Broken-Line Template for Revision of Facial Scars
01 December 2017 (online)
Revision of facial scars presents a significant challenge to plastic and reconstructive surgeons. In 1969, Webster introduced the geometric broken line closure (GBLC) technique for scar revision. The scar is excised in such a fashion that a series of randomly alternating triangle, rectangle, trapezoid, semicircle, and square flaps are cut on one side of the scar. The same contour is cut on the other side. The wound edges come together with geometric flaps interdigitated. It is complex and time consuming to plan and perform GBLC. To obviate the “sophisticated nature” of GBLC, we developed a flexible broken-line template for revision of facial scars to make the technique quicker, easier, and more effective.
The silicone template is 1 mm in thickness and 10 mm in width. The length of the template ranges from 5 to 12 cm. One edge consists of a series of randomly alternating rectangle, triangle, trapezoid, and square patterns. The limbs of the segments are limited to 3 to 6 mm in length ([Fig. 1]). Flaps larger than 6 mm result in scars easily noticeable to naked eyes and therefore insufficiently camouflage. Flaps less than 3 mm may lead to too many flaps. The template is filmy and flexible; so, it may be easily bent forward or backward. When the scar axis is curved, the template can be bent to match the alignment of the scar. Template orientation tends to be parallel to the scar, and the sawtooth side is placed toward the scar.
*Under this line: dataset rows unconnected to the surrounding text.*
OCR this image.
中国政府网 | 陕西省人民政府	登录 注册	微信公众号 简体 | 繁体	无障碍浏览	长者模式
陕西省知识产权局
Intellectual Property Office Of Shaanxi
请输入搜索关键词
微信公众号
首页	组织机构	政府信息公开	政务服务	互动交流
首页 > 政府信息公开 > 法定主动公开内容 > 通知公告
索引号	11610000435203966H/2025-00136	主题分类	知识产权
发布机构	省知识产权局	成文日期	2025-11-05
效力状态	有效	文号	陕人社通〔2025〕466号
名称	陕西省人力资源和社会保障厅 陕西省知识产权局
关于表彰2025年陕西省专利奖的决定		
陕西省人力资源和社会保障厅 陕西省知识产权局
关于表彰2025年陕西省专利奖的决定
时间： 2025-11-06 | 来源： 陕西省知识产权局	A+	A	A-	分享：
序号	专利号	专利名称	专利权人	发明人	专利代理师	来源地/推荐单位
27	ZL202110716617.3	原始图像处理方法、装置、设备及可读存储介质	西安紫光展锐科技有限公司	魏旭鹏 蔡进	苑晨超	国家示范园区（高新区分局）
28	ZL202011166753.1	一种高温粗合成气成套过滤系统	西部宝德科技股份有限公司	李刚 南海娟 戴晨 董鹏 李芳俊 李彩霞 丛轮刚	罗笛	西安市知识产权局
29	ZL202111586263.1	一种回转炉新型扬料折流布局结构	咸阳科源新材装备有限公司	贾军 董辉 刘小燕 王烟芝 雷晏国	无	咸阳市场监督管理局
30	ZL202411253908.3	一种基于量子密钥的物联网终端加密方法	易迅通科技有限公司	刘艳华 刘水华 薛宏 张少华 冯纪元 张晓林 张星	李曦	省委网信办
The template should be positioned as closely to the scar as possible. Removal of scar tissue should be achieved while minimizing the total amount of tissue loss to help decrease the tension when the incision is closed. After one side margin of the excision is outlined, the start and end points are marked on the template. The template is advanced to the other side of the scar to mark out the complementary margin. The whole scar should then be sandwiched between two uniform geometric broken lines. The lines should be terminated with an angle of no more than 30 degrees ([Fig. 2]).
Our modified technique has many advantages. First, one silicone template can be sterilized for use in multiple cases. The slim silicone template is flexible. The template can be bent to be parallel to the long axis of line scar whether it is straight, curved, or tortuous. Second, by tracing out the contour of a series of flaps on the template, the two incision lines on both sides of scar are marked alike. We do not need to deal with odd skin flaps due to design error. The concaves and convexes match accurately with each other and there is no redundant skin to trim. Finally, relying on accurate design, our modified technique significantly reduces the time of planning, designing, and executing.